富安陽子さんと早川純子さんと竜。
この組み合わせだけでもワクワクせずにはいられません。
一体どんなお話が待っているのでしょう、どんな竜の姿が見られるのでしょう。
物語は、竜のぼうやが生まれる美しい満月の夜から始まります。
雲の巣の中で温めていたたまごにひびが入り、やがて殻が割れると、中から小さな小さな竜の赤ちゃんが出てきました。
生まれたての竜のぼうやは、月にむかって「シャーッ」とほえます。
おかあさんは、自分の体のとぐろで眠るぼうやを優しく優しくなめてやります。
ああ、なんて小さなぼうや。
そして、なんて大きなおかあさんなのでしょう。
一つ朝が明けるごとに、どんどん成長していくぼうや。少しずつ空も飛べるようになります。

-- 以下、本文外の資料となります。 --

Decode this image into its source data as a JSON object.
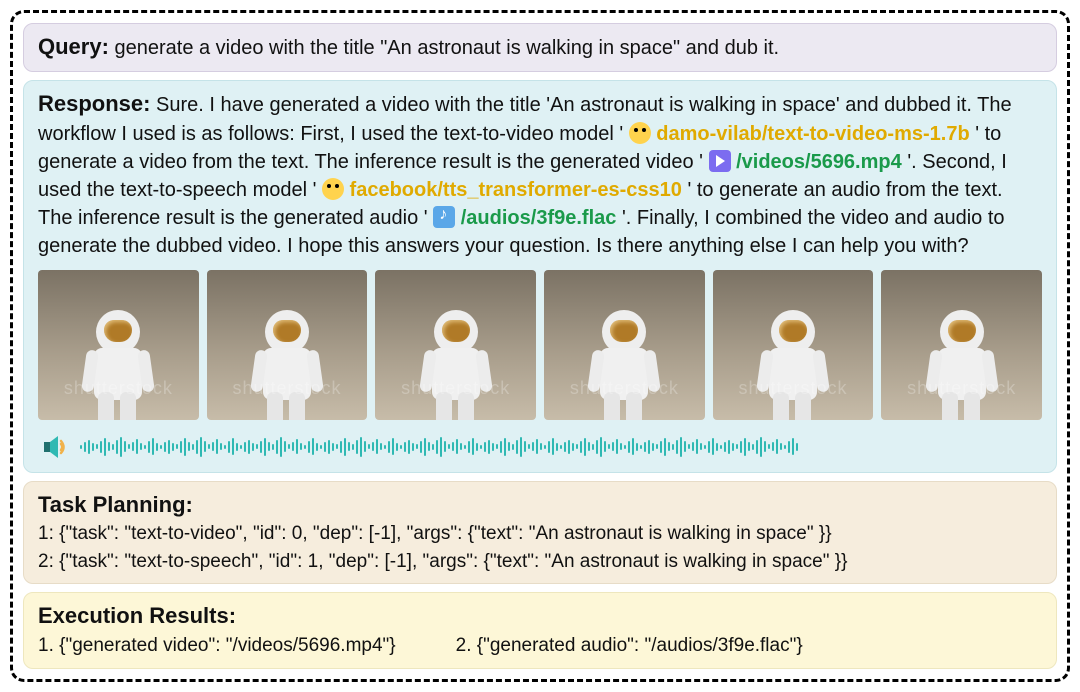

ところがある晩、目を覚ましたぼうやは不思議なものを見たのです。
それははるか遠くに明るく輝く街の灯りだったのですが・・・。
私達のいる地上からはるか遠く空の上で、ぼうやを育てる竜のおかあさん。
そのやわらかな文章のせいでしょうか、その雄大な絵のせいでしょうか。
竜と聞いて想像するよりも、ずっとずっとゆったりとして優しい世界が広がっているのに驚かされます。
心地よくその物語へと入っていけるのです。
ちびなぼうやの可愛らしさ、儚げな様子といったら!
それを包み込むおかあさんのどこまでも大きな愛情の力強さといったら!!
ぎろりとした目、立派なつの、鋭い牙と爪。その姿が画面からはみ出るほどの迫力で描かれているのに、同時にあたたかいものを感じさせてしまう早川さんの絵の力に脱帽してしまうのです。
読み終えた後、何とも言えない幸福感に涙が出そうになりました。